As discussed earlier, deduplication is not free. There is always trade-off between cluster resource consumption (CPU, memory, disk), the potential for data fragmentation and the benefit of increased space efficiency.
- Since deduplication trades cluster performance for storage capacity savings, SmartDedupe is not ideally suited for heavily trafficked data, or high-performance workloads.
- Depending on an application’s I/O profile and the effect of deduplication on the data layout, read and write performance and overall space savings can vary considerably.
- SmartDedupe will not permit block sharing across different hardware types or node pools to reduce the risk of performance asymmetry.
- SmartDedupe will not share blocks across files with different protection policies applied.
- OneFS metadata, including the deduplication index, is not deduplicated.
- Deduplication is a long running process that involves multiple job phases that are run iteratively.
- SmartDedupe will not attempt to deduplicate files smaller than 32KB in size.

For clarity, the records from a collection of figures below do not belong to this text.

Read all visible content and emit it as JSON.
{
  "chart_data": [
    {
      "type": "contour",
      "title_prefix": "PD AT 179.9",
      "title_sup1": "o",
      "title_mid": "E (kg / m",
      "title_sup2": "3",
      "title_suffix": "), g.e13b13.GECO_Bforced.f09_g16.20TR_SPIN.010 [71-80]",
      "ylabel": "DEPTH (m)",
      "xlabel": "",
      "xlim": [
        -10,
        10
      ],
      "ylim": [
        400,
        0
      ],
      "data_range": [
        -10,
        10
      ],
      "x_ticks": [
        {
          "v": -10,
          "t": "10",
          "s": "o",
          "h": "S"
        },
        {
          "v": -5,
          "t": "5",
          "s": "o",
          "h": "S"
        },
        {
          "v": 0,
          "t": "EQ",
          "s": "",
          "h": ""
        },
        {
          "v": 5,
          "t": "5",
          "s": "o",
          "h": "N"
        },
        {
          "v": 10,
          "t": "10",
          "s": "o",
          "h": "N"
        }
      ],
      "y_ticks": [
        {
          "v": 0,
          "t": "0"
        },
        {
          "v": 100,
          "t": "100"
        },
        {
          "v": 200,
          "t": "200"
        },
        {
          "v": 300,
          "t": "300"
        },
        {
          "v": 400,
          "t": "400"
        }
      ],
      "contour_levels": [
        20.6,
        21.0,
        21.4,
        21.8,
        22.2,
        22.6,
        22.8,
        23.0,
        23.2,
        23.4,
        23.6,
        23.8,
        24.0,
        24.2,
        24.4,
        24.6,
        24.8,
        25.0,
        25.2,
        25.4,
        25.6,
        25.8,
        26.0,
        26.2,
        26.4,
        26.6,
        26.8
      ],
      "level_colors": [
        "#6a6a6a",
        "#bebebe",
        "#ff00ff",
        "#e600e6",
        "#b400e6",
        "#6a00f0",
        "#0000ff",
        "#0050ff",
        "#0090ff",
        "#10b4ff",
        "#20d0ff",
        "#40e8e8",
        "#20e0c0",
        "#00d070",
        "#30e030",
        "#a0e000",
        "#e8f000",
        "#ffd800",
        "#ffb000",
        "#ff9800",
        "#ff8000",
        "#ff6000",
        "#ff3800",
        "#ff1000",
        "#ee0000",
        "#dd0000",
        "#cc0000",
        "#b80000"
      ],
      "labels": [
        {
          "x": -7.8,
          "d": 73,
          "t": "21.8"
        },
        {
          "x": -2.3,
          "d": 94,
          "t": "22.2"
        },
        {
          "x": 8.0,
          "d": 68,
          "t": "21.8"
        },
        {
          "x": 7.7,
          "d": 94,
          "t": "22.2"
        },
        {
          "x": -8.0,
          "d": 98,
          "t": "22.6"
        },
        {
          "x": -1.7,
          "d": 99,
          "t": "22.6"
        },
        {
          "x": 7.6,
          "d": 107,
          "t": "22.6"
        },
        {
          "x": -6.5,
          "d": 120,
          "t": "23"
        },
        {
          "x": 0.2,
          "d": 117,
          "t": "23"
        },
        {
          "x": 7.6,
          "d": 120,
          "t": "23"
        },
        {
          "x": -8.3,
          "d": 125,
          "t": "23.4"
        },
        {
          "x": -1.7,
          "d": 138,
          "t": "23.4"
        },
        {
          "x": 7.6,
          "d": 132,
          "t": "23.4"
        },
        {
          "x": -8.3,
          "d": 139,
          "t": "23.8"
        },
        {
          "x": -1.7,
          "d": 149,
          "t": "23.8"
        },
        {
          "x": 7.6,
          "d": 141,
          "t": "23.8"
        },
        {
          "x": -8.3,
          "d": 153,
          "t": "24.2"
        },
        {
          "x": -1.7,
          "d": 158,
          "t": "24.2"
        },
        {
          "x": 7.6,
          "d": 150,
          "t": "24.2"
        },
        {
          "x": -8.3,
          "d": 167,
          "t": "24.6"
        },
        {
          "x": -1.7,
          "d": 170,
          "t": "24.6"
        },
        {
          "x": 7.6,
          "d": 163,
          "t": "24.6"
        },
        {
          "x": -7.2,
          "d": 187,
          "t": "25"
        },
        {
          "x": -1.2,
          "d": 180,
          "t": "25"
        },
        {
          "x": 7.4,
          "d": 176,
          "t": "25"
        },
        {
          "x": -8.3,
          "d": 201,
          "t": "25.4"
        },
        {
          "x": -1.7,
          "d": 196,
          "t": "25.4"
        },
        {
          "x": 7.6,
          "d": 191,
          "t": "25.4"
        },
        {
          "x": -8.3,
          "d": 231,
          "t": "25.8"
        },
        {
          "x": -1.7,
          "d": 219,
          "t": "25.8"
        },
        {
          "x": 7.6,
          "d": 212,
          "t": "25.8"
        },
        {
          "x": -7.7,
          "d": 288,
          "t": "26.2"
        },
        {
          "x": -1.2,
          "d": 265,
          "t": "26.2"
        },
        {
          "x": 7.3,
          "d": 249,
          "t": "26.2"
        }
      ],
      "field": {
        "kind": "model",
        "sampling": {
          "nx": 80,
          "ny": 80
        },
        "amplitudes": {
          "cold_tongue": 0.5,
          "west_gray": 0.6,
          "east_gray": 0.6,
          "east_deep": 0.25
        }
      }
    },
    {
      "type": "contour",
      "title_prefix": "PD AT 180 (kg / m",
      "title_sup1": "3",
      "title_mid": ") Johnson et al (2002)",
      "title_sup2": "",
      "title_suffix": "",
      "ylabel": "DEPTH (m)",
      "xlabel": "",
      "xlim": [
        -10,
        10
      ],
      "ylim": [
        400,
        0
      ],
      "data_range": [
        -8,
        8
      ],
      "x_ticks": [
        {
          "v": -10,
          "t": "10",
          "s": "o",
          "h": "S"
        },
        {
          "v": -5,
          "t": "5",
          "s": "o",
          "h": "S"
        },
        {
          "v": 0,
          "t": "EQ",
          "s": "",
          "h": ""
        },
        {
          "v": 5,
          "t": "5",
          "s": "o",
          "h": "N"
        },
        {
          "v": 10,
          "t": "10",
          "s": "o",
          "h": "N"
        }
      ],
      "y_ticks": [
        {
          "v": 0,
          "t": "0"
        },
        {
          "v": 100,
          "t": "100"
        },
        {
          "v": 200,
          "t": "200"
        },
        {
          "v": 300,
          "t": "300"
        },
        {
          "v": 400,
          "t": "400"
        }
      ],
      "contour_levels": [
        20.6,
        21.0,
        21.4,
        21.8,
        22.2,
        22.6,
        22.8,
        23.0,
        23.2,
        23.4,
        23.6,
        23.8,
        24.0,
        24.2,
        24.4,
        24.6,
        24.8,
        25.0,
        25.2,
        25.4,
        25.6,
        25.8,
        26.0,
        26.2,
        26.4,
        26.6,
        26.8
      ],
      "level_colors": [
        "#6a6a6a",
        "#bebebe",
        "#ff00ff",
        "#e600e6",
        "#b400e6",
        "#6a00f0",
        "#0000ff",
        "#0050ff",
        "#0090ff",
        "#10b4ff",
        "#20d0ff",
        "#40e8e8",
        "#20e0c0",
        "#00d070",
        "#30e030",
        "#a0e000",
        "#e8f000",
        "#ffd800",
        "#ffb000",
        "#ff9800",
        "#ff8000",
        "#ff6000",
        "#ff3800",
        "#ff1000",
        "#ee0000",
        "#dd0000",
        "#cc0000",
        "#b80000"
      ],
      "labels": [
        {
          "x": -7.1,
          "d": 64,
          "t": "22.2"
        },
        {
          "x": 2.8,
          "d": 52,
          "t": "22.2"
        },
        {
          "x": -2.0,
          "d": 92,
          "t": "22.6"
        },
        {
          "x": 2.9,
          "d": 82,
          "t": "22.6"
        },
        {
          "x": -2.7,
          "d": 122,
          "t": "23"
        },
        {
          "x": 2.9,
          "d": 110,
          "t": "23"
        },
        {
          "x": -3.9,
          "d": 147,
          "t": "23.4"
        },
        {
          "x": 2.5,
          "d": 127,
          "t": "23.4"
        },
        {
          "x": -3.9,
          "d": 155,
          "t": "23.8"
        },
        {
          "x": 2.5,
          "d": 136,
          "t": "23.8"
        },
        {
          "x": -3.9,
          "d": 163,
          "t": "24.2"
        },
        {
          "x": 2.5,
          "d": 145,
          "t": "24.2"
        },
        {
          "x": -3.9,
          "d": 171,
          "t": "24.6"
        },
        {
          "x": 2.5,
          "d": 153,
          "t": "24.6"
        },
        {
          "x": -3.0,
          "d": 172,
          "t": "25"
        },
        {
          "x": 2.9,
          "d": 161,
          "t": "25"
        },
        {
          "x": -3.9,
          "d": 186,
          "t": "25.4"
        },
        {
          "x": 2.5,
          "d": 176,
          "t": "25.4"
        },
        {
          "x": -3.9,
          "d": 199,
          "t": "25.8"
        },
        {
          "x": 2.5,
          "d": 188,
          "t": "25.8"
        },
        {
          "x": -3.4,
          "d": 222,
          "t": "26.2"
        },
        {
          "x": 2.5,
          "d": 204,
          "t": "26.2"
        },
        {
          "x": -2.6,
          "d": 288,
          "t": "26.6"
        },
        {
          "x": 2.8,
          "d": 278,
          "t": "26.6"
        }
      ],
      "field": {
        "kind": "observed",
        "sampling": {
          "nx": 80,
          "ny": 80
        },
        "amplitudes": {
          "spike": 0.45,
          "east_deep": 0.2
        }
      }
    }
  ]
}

- Dedupe job performance will typically improve significantly on the second and subsequent job runs, once the initial index and the bulk of the shadow stores have already been created.
- SmartDedupe will not deduplicate the data stored in a snapshot. However, snapshots can certainly be created of deduplicated data.
- If dedupe is enabled on a cluster that already has a significant amount of data stored in snapshots, it will take time before the snapshot data is affected by deduplication. Newly created snapshots will contain deduplicated data, but older snapshots will not.
- SmartDedupe deduplicates common blocks within the same file, resulting in even better data efficiency.
- In general, additional capacity savings may not warrant the overhead of running SmartDedupe on node pools with inline deduplication enabled.
- Deduplication of data contained within a writable snapshot is not supported in OneFS 9.3 and later.